I also tried to sort it based in the weight of the edges, but it does not work either.
G.Edges = sortrows(G.Edges,'Weight','ascend');
Any help will be appreciatted.
Rub Ron on 15 Jun 2020
@darova index is the new position sof the edges. Considering the inital position (as listed) of the edges were: [1 2 3 4 ... 300]

Christine Tobler on 15 Jun 2020
Edited: Christine Tobler on 15 Jun 2020
The variable G.Edges.EndNodes of a graph can't be modified, it is always sorted by the nodes in the graph. This is so that the presentation is standardized, meaning that two graphs that have the same nodes and edges will present as the same.
You can save the sorted edges table into another variable, though:
weightSortedEdges = sortrows(g.Edges, 'Weight')
if this index is captured as the weight of each edge, or based on the index variable:
[~, ind] = sort(index);
indexSortedEdges = g.Edges(ind, :);
Christine Tobler on 8 Jan 2021
I've passed this information along, thank you for the detailed comments.

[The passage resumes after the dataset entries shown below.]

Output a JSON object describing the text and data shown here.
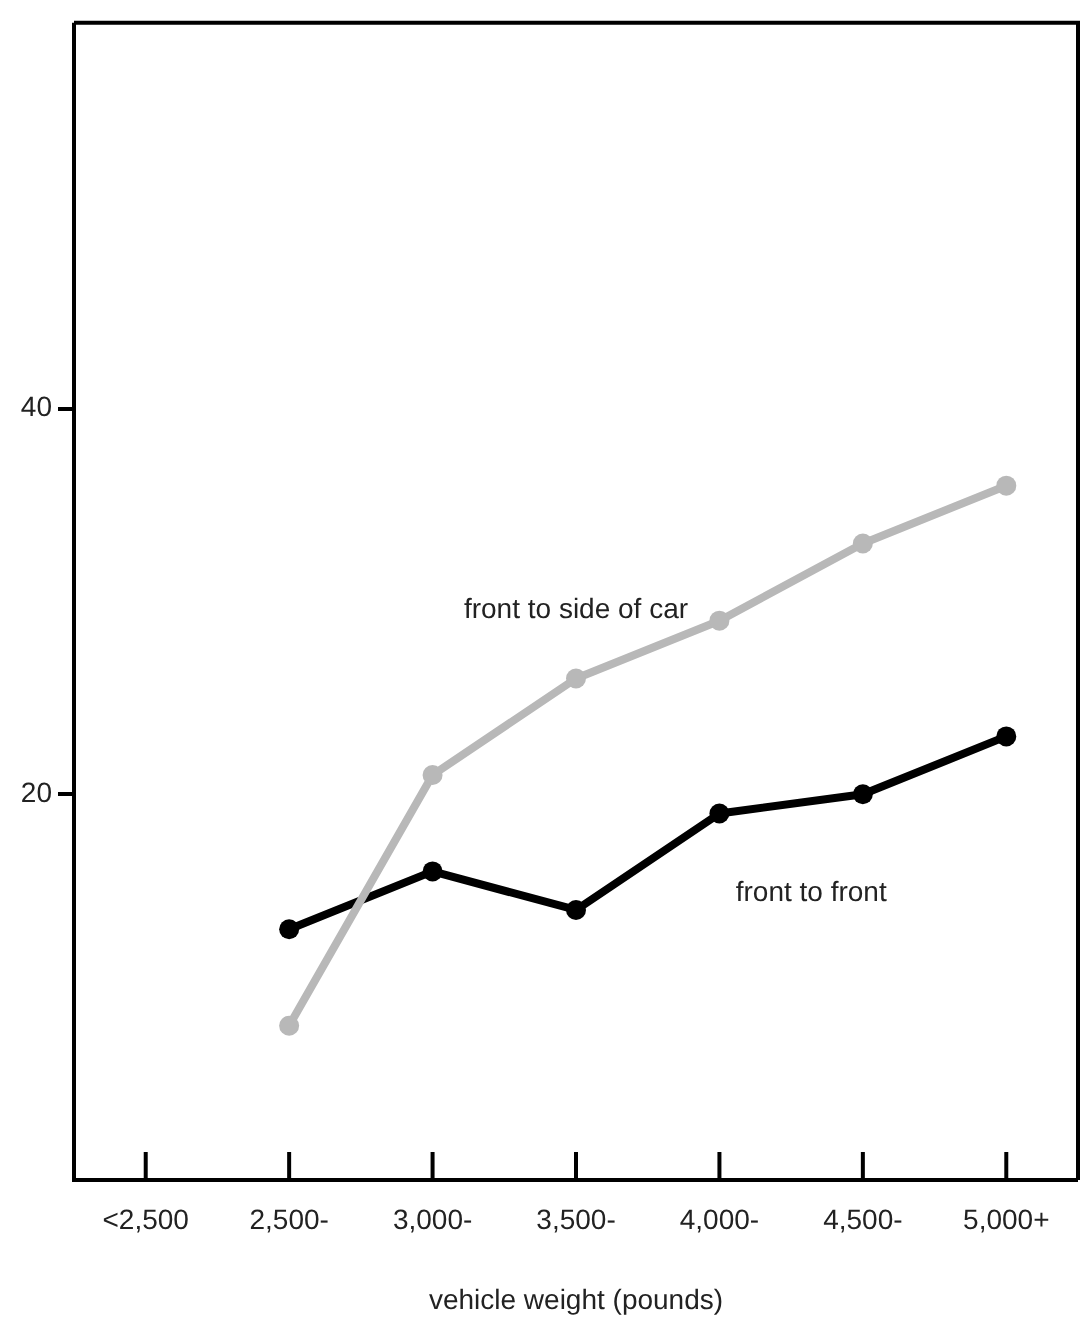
{
  "chart_data": {
    "type": "line",
    "xlabel": "vehicle weight (pounds)",
    "categories": [
      "<2,500",
      "2,500-",
      "3,000-",
      "3,500-",
      "4,000-",
      "4,500-",
      "5,000+"
    ],
    "ylim": [
      0,
      60
    ],
    "yticks": [
      20,
      40
    ],
    "marker": "circle",
    "line_style": "solid",
    "legend": false,
    "series": [
      {
        "name": "front to side of car",
        "color": "#b8b8b8",
        "values": [
          null,
          8,
          21,
          26,
          29,
          33,
          36
        ]
      },
      {
        "name": "front to front",
        "color": "#000000",
        "values": [
          null,
          13,
          16,
          14,
          19,
          20,
          23
        ]
      }
    ]
  }
}
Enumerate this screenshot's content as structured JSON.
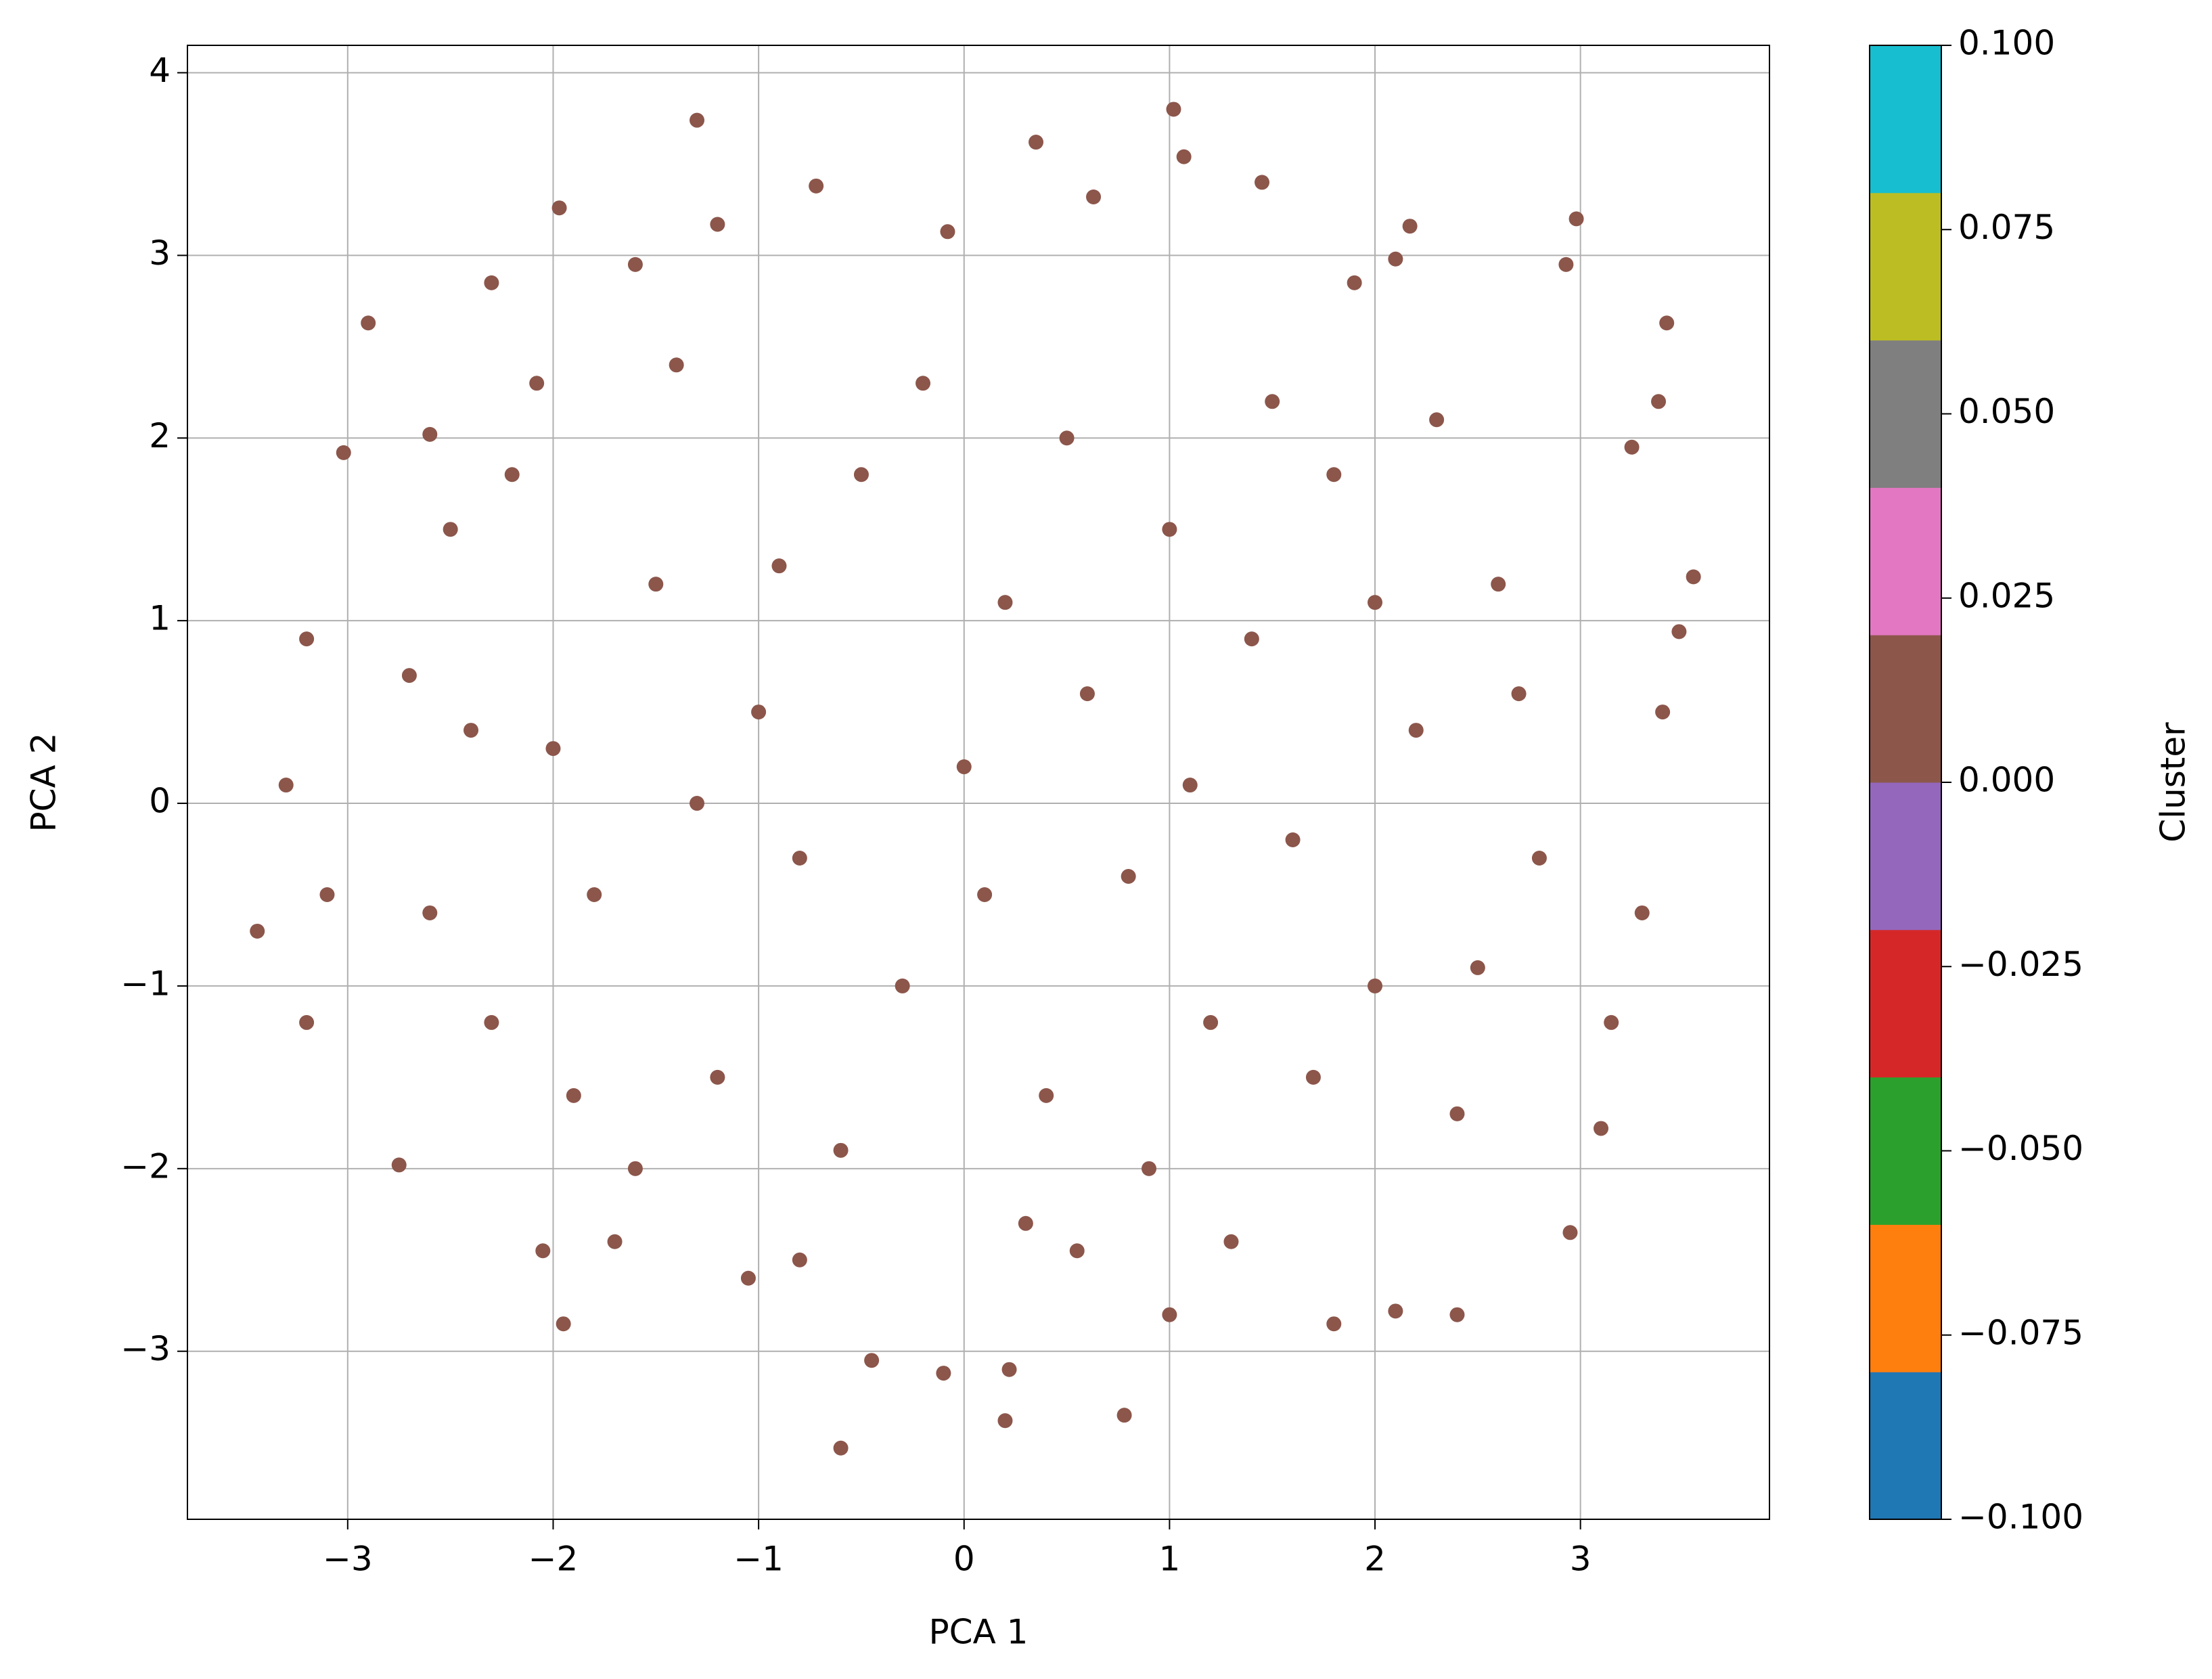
{
  "chart_data": {
    "type": "scatter",
    "x_label": "PCA 1",
    "y_label": "PCA 2",
    "xlim": [
      -3.78,
      3.92
    ],
    "ylim": [
      -3.92,
      4.15
    ],
    "xticks": [
      {
        "value": -3,
        "label": "−3"
      },
      {
        "value": -2,
        "label": "−2"
      },
      {
        "value": -1,
        "label": "−1"
      },
      0,
      1,
      2,
      3
    ],
    "yticks": [
      {
        "value": -3,
        "label": "−3"
      },
      {
        "value": -2,
        "label": "−2"
      },
      {
        "value": -1,
        "label": "−1"
      },
      0,
      1,
      2,
      3,
      4
    ],
    "grid": true,
    "series": [
      {
        "color": "#8c564b",
        "x": [
          -1.3,
          0.35,
          1.02,
          1.07,
          -0.6,
          0.2,
          0.78,
          -1.97,
          2.98,
          3.42,
          -2.9,
          -3.44,
          3.55,
          -1.95,
          -0.45,
          0.22,
          -0.1,
          1.45,
          -0.72,
          0.63,
          -1.2,
          -0.08,
          2.17,
          2.93,
          3.38,
          3.25,
          -3.02,
          -2.6,
          -2.3,
          -2.08,
          -1.6,
          1.9,
          2.1,
          -2.05,
          -1.7,
          -1.05,
          -0.8,
          0.55,
          1.0,
          1.8,
          2.1,
          2.4,
          2.95,
          3.1,
          3.15,
          3.3,
          3.4,
          3.48,
          -3.2,
          -3.1,
          -3.3,
          -3.2,
          -2.75,
          -2.7,
          -2.5,
          -2.3,
          -2.0,
          -1.8,
          -1.5,
          -1.2,
          -1.0,
          -0.8,
          -0.5,
          -0.3,
          0,
          0.2,
          0.4,
          0.6,
          0.8,
          1.0,
          1.2,
          1.4,
          1.6,
          1.8,
          2.0,
          2.2,
          2.4,
          2.6,
          2.8,
          -2.2,
          -1.6,
          -0.2,
          0.9,
          1.5,
          2.5,
          -2.6,
          -1.3,
          0.1,
          1.1,
          2.0,
          -0.6,
          0.5,
          -1.9,
          1.7,
          2.7,
          -2.4,
          -0.9,
          0.3,
          1.3,
          -1.4,
          2.3
        ],
        "y": [
          3.74,
          3.62,
          3.8,
          3.54,
          -3.53,
          -3.38,
          -3.35,
          3.26,
          3.2,
          2.63,
          2.63,
          -0.7,
          1.24,
          -2.85,
          -3.05,
          -3.1,
          -3.12,
          3.4,
          3.38,
          3.32,
          3.17,
          3.13,
          3.16,
          2.95,
          2.2,
          1.95,
          1.92,
          2.02,
          2.85,
          2.3,
          2.95,
          2.85,
          2.98,
          -2.45,
          -2.4,
          -2.6,
          -2.5,
          -2.45,
          -2.8,
          -2.85,
          -2.78,
          -2.8,
          -2.35,
          -1.78,
          -1.2,
          -0.6,
          0.5,
          0.94,
          -1.2,
          -0.5,
          0.1,
          0.9,
          -1.98,
          0.7,
          1.5,
          -1.2,
          0.3,
          -0.5,
          1.2,
          -1.5,
          0.5,
          -0.3,
          1.8,
          -1.0,
          0.2,
          1.1,
          -1.6,
          0.6,
          -0.4,
          1.5,
          -1.2,
          0.9,
          -0.2,
          1.8,
          -1.0,
          0.4,
          -1.7,
          1.2,
          -0.3,
          1.8,
          -2.0,
          2.3,
          -2.0,
          2.2,
          -0.9,
          -0.6,
          0.0,
          -0.5,
          0.1,
          1.1,
          -1.9,
          2.0,
          -1.6,
          -1.5,
          0.6,
          0.4,
          1.3,
          -2.3,
          -2.4,
          2.4,
          2.1
        ]
      }
    ],
    "colorbar": {
      "label": "Cluster",
      "lim": [
        -0.1,
        0.1
      ],
      "colors": [
        "#1f77b4",
        "#ff7f0e",
        "#2ca02c",
        "#d62728",
        "#9467bd",
        "#8c564b",
        "#e377c2",
        "#7f7f7f",
        "#bcbd22",
        "#17becf"
      ],
      "ticks": [
        {
          "value": -0.1,
          "label": "−0.100"
        },
        {
          "value": -0.075,
          "label": "−0.075"
        },
        {
          "value": -0.05,
          "label": "−0.050"
        },
        {
          "value": -0.025,
          "label": "−0.025"
        },
        {
          "value": 0,
          "label": "0.000"
        },
        {
          "value": 0.025,
          "label": "0.025"
        },
        {
          "value": 0.05,
          "label": "0.050"
        },
        {
          "value": 0.075,
          "label": "0.075"
        },
        {
          "value": 0.1,
          "label": "0.100"
        }
      ]
    }
  }
}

A note on "Compatibility Considerations" - we only use these when a behavior has changed, which isn't the case here since the Edges table has always been sorted and will stay so in the future.

Walter Roberson on 15 Jun 2020
The second parameter to sortrows() being applied to a table, must be either 'rownames' or indications of the variables to sort on. A numeric vector can be given, in which case the entries represent variable numbers -- which would be 1 to the width of the Edges table, not to the height of the Edges table.
If you want the edges table to be in a particular order, then
G.Edges = G.Edges(index,:);
Rub Ron on 19 Jul 2020
Hi, unfortunately in my case G is not a table, it is a graph. So, this does not work for me.